Our short week at sea had given us sea legs and we all felt a little unsteady on solid ground but Ricky was the worst. His ear canal had swollen shut and he stumbled around like a zombie on the pain medication. We were also almost out of food having finished the last of our fruit with rice and beans. Even the hot sauce was gone. As we stumbled down the empty beach we spoke of tortilla chips and fish and I had obscene fantasies about the cinnamon rolls we bought on Cay Caulker.
The abandoned British army camp was boarded up and neglected and most of the houses on the cay were locked tight and up for sale. They were only a few feet above sea level and exposed on the East side of the island. I wondered how long they would last.
At least the bar was open. It was an opulent building constructed of mahogany and teak with high ceilings. The grounds were raked and clean and it had an excellent view of the sea. It was empty except for the young bartender.
We asked him if they had fish and he said they had none. We asked for ice but he had none to sell. They served food but only if we'd made a reservation a day in advance. The blender was broken so he couldn't make mixed drinks. He had no tortilla chips. So we had beers.

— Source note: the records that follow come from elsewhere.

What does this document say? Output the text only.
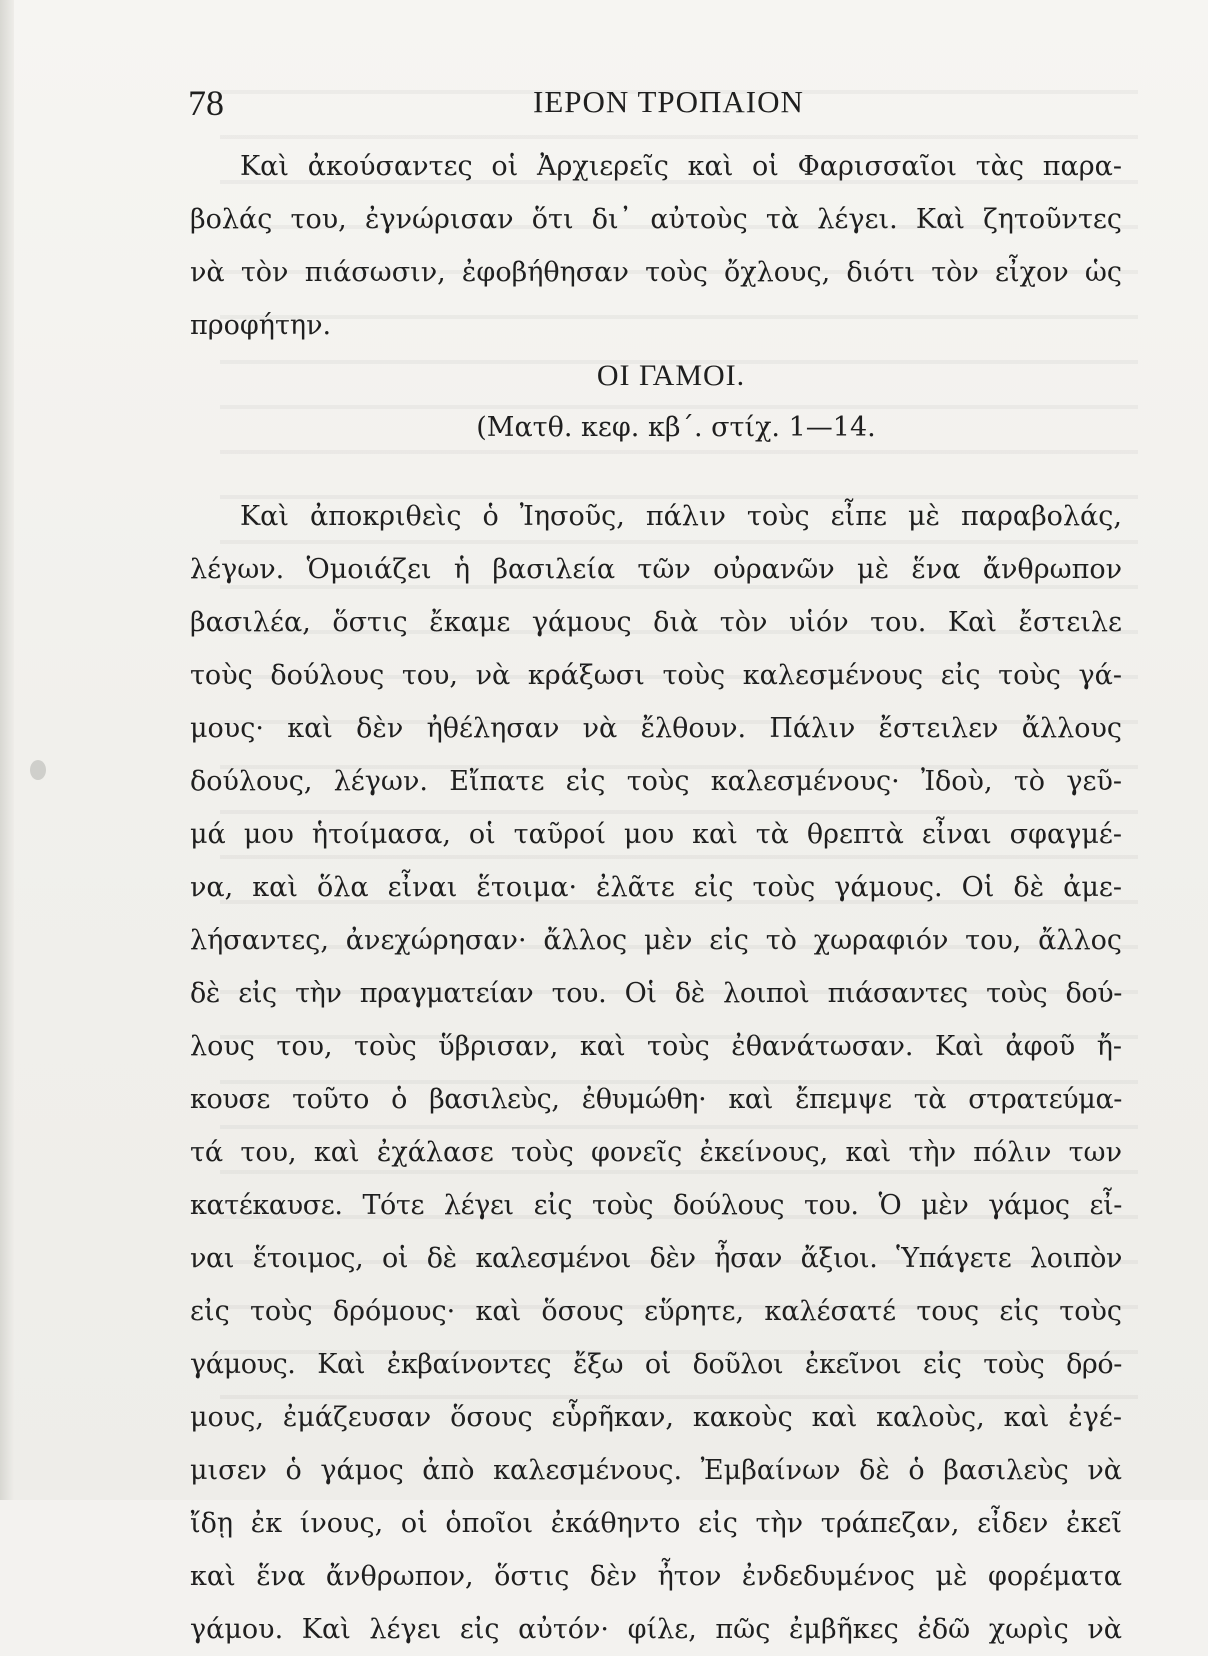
78	ΙΕΡΟΝ ΤΡΟΠΑΙΟΝ
Καὶ ἀκούσαντες οἱ Ἀρχιερεῖς καὶ οἱ Φαρισσαῖοι τὰς παρα-
βολάς του, ἐγνώρισαν ὅτι δι᾽ αὐτοὺς τὰ λέγει. Καὶ ζητοῦντες
νὰ τὸν πιάσωσιν, ἐφοβήθησαν τοὺς ὄχλους, διότι τὸν εἶχον ὡς
προφήτην.
ΟΙ ΓΑΜΟΙ.
(Ματθ. κεφ. κβ΄. στίχ. 1—14.
Καὶ ἀποκριθεὶς ὁ Ἰησοῦς, πάλιν τοὺς εἶπε μὲ παραβολάς,
λέγων. Ὁμοιάζει ἡ βασιλεία τῶν οὐρανῶν μὲ ἕνα ἄνθρωπον
βασιλέα, ὅστις ἔκαμε γάμους διὰ τὸν υἱόν του. Καὶ ἔστειλε
τοὺς δούλους του, νὰ κράξωσι τοὺς καλεσμένους εἰς τοὺς γά-
μους· καὶ δὲν ἠθέλησαν νὰ ἔλθουν. Πάλιν ἔστειλεν ἄλλους
δούλους, λέγων. Εἴπατε εἰς τοὺς καλεσμένους· Ἰδοὺ, τὸ γεῦ-
μά μου ἡτοίμασα, οἱ ταῦροί μου καὶ τὰ θρεπτὰ εἶναι σφαγμέ-
να, καὶ ὅλα εἶναι ἕτοιμα· ἐλᾶτε εἰς τοὺς γάμους. Οἱ δὲ ἀμε-
λήσαντες, ἀνεχώρησαν· ἄλλος μὲν εἰς τὸ χωραφιόν του, ἄλλος
δὲ εἰς τὴν πραγματείαν του. Οἱ δὲ λοιποὶ πιάσαντες τοὺς δού-
λους του, τοὺς ὕβρισαν, καὶ τοὺς ἐθανάτωσαν. Καὶ ἀφοῦ ἤ-
κουσε τοῦτο ὁ βασιλεὺς, ἐθυμώθη· καὶ ἔπεμψε τὰ στρατεύμα-
τά του, καὶ ἐχάλασε τοὺς φονεῖς ἐκείνους, καὶ τὴν πόλιν των
κατέκαυσε. Τότε λέγει εἰς τοὺς δούλους του. Ὁ μὲν γάμος εἶ-
ναι ἕτοιμος, οἱ δὲ καλεσμένοι δὲν ἦσαν ἄξιοι. Ὑπάγετε λοιπὸν
εἰς τοὺς δρόμους· καὶ ὅσους εὕρητε, καλέσατέ τους εἰς τοὺς
γάμους. Καὶ ἐκβαίνοντες ἔξω οἱ δοῦλοι ἐκεῖνοι εἰς τοὺς δρό-
μους, ἐμάζευσαν ὅσους εὗρῆκαν, κακοὺς καὶ καλοὺς, καὶ ἐγέ-
μισεν ὁ γάμος ἀπὸ καλεσμένους. Ἐμβαίνων δὲ ὁ βασιλεὺς νὰ
ἴδῃ ἐκ ίνους, οἱ ὁποῖοι ἐκάθηντο εἰς τὴν τράπεζαν, εἶδεν ἐκεῖ
καὶ ἕνα ἄνθρωπον, ὅστις δὲν ἦτον ἐνδεδυμένος μὲ φορέματα
γάμου. Καὶ λέγει εἰς αὐτόν· φίλε, πῶς ἐμβῆκες ἐδῶ χωρὶς νὰ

Despite it's lack of food or company the bar was pretty awesome. There was a nice selection of books on the counter and in shelves in the back and as we drank I leafed through the best fish reference book I'd ever seen. There were board games, photo albums, and lots of stuff to play with. It was a bar I could hang out in.
Ricky asked the bartender if he had any medicine for ear infections and he said they just used alcohol and vinegar and would prepare some for him. He went into the back and returned a while later with a small bottle and Ricky and Bojana went out onto the steps to try to get some into his swollen ear hole.
We had to idle the dingy back to the boat to keep the water from splashing over the front. That evening we ate rice and beans and eggs with cheese and crackers. Afterwards we prepared mixed drinks but Bojana didn't want Ricky drinking on his pain medication and took his scotch away.
I used another one of Kim's magical laundry detergent packets and soaked my shoes and shorts to try to get the smell out. My shoes were really bad and when the detergent didn't help, I sat down with a bar of our ubiquitous rose soap and rubbed it into the treads and then tied them off with a rope and left them floating in the sea overnight.
The smell was better in the morning but the harsh soap ate through the skin on my feet and even months later, back in Monterey, the skin on my feet peels when I wear my sandals for any extended period. The soap also dissolved the skin on my hands.
We were a little worried about our exposure on the east side of the island but there were no storms and the anchor held.